According to the Ministry of Health, the supplies are part of the approximately 5,000 basic baskets that were stored at the headquarters of the regional coordination of the National Foundation for Indigenous Peoples (Funai), in Boa Vista. Of the total already available, 4,000 baskets will be destined for the Yanomami Indigenous Land and 1,000 will go to other communities.
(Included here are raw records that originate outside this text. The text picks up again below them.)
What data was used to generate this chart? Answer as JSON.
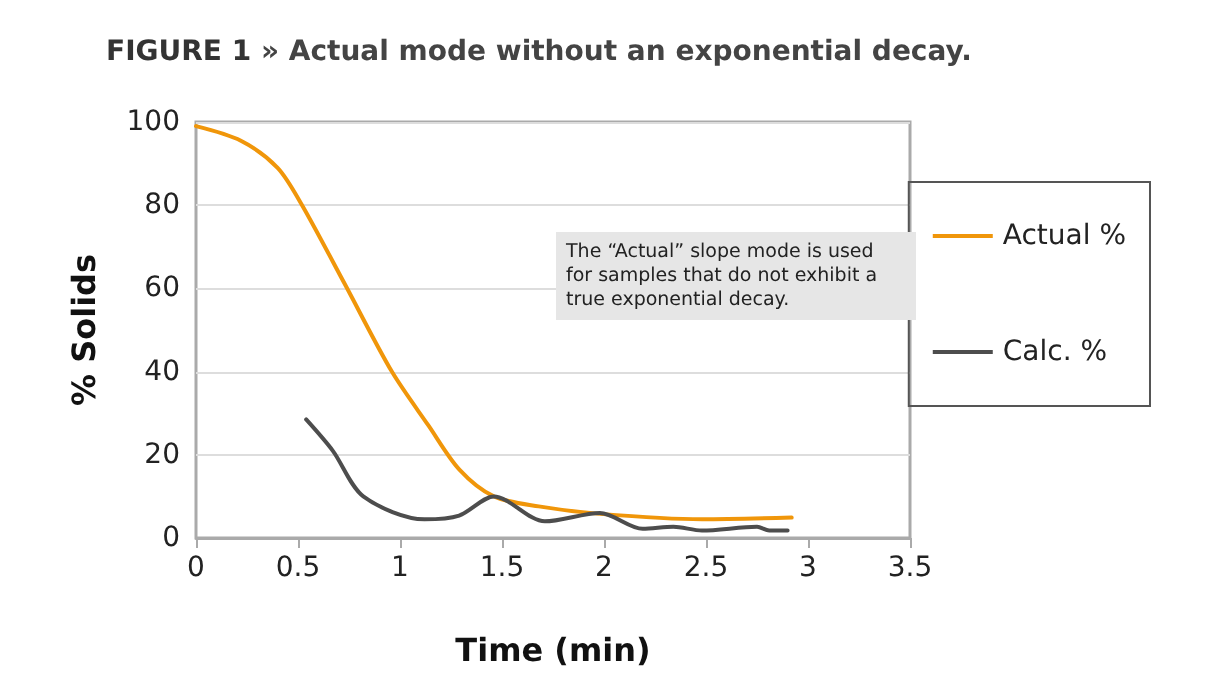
{
  "chart_data": {
    "type": "line",
    "title": "FIGURE 1",
    "subtitle": "» Actual mode without an exponential decay.",
    "xlabel": "Time (min)",
    "ylabel": "% Solids",
    "annotations": [
      "The “Actual” slope mode is used for samples that do not exhibit a true exponential decay."
    ],
    "series": [
      {
        "name": "Actual %",
        "color": "#f0960a",
        "x": [
          0,
          0.22,
          0.4,
          0.52,
          0.73,
          0.96,
          1.14,
          1.29,
          1.46,
          1.68,
          1.98,
          2.48,
          2.92
        ],
        "values": [
          99,
          95.5,
          89,
          80,
          61,
          40,
          27,
          16.5,
          10,
          7.6,
          5.8,
          4.5,
          4.9
        ]
      },
      {
        "name": "Calc. %",
        "color": "#4d4d4d",
        "x": [
          0.54,
          0.67,
          0.82,
          1.12,
          1.29,
          1.46,
          1.71,
          1.98,
          2.19,
          2.34,
          2.48,
          2.75,
          2.81,
          2.9
        ],
        "values": [
          28.5,
          21,
          10,
          4.5,
          5.4,
          10,
          4,
          6,
          2.2,
          2.7,
          1.8,
          2.7,
          1.8,
          1.8
        ]
      }
    ],
    "xlim": [
      0,
      3.5
    ],
    "xticks": [
      0,
      0.5,
      1,
      1.5,
      2,
      2.5,
      3,
      3.5
    ],
    "ylim": [
      0,
      100
    ],
    "yticks": [
      0,
      20,
      40,
      60,
      80,
      100
    ],
    "grid": "y",
    "legend": "right",
    "marker": "none",
    "line_style": "solid"
  }
}
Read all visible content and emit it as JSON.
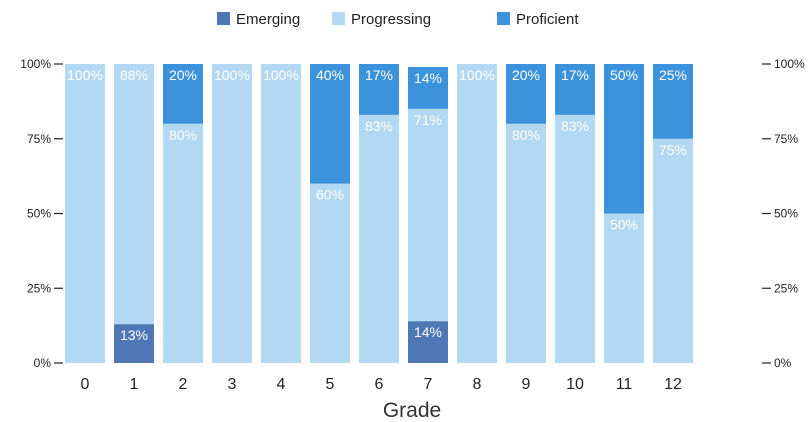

In addition, the federal government announced the delivery of 200 cans of food supplements for children of different ages.

The Minister of Development and Social Assistance, Family and Fight against Hunger, Wellington Dias, informed that the 5 thousand basic food baskets were acquired through a partnership with the Ministry of Management and Innovation in Public Services, Funai, Ministry of Indigenous Peoples, Ministry of Health and Armed Forces and transported from Amapá in FAB aircraft.

President Lula visiting the starved Indians

FAB aircraft took more than 2.5 tons of food to the Yanomami Indigenous Land – Twitter Brazilian Air Force As the Surucucu airport is under construction, the first food baskets had to be transported aboard military aircraft – a medium transport size, the C 98 Caravan, and an H-60L Black Hawk utility helicopter – which take about two hours to cover the distance between Boa Vista and Surucucu. In a note released on Saturday, the Ministry of Health estimated that, under these conditions, around 50 flights will be needed to take food to the indigenous land and, on the way back, transport the Yanomami who need to receive medical attention in the capital. On Sunday (22), 21 Indians were taken to Boa Vista.

According to the federal government, more than 30,400 indigenous people live in the area that the Union allocates for the exclusive use of the Yanomami. Motivated by accusations that the illegal activity of miners is contaminating the rivers that supply the local communities, destroying the forest and affecting the survival conditions of the populations, the federal government sent to the Yanomami Indigenous Land, at the beginning of last week, technicians from the Ministry of Health who found malnourished children and elderly people, many weighing less than the recommended minimum. There were also people with malaria, acute respiratory infections and other illnesses, without receiving any kind of medical assistance.